In spite of these challenges and risks, Project Management as traditionally executed does not provide the tools and processes that are intended for the SoS environment and its uncertainty (Thamhain, 2013b). Through surveys of prior U.S.
Department of Defense aerospace projects (Davendralingam & Kenley, 2013) measured the complex relationships of these stakeholders to determine the impact of specified risk categories on cost and schedule. The survey (Davendralingam & Kenley, 2013)
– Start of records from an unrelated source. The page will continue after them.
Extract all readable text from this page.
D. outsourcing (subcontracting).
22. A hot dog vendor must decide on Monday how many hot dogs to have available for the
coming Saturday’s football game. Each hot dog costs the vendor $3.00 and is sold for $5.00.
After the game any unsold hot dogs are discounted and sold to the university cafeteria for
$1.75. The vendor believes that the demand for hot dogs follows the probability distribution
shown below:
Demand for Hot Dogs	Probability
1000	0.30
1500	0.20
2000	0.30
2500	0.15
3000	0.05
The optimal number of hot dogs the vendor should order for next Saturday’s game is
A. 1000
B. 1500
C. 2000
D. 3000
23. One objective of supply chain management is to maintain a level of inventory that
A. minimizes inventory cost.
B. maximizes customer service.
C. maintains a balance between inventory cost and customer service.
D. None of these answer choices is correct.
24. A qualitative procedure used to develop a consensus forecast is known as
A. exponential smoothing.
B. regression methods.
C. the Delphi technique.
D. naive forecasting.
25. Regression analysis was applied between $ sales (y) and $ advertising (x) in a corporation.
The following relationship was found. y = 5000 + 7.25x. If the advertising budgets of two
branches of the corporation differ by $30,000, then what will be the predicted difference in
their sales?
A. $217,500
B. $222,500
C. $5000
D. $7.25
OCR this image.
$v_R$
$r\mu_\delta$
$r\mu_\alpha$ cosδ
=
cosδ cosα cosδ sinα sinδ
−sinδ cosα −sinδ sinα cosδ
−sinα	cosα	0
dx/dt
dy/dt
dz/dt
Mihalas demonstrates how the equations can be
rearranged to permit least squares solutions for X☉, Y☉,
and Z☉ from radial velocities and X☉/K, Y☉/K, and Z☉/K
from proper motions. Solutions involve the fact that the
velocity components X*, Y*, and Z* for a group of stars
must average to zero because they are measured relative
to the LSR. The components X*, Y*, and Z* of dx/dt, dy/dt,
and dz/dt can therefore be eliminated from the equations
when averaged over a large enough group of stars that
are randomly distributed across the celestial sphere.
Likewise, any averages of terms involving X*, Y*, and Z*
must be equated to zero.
concluded, “more complex stakeholder relationships demonstrate significantly higher schedule delay”.
33 2.5.4 Complexity
Since the 1990s researchers have recognized and tried to quantify SW complexity (Basili, Briand, & Melo, 1996) by focusing on individual and internal influences
specifically related to the technical aspects of a system. However, there is no single way to define or measure complexity (Maurer, Schneller, & Omer, 2014). Current research shows the uncertainty associated with complex environments creates a challenge that is nonlinear and results in increased program risk (Madni & Sievers, 2014) that is
considered responsible for multiple failed projects in public and private sector. Multiple technical and non-technical factors create the complexity experienced in the SWI
environment. Complexity can also include programmatic or organizational influences as non-technical risk factors. SI should considers “lifecycle, architecture, process,
interfaces, enterprise, product and data” (Madni & Sievers, 2014) to be among the critical factors that bring complexity to SI. Research on the rationale for this continued underestimation of SI effort, particularly in regards to schedule indicates the significant role of complexity in environments such as SW integration. Other similar research by Thamhain (2013b) identifies organizational factors as the key to success within a
complex environment. The researcher (Thamhain, 2013b) further argues that integrating cross-organizational resources is a source of uncertainty. Sauser (2008) concludes that this complexity is driven by a convergence of individual organizations, unique and sometimes overlapping capabilities, separately controlled organizations and a schedule that is never executed as originally planned. The combined effects of these challenges provide the characteristics of complexity even if there is no consensus definition.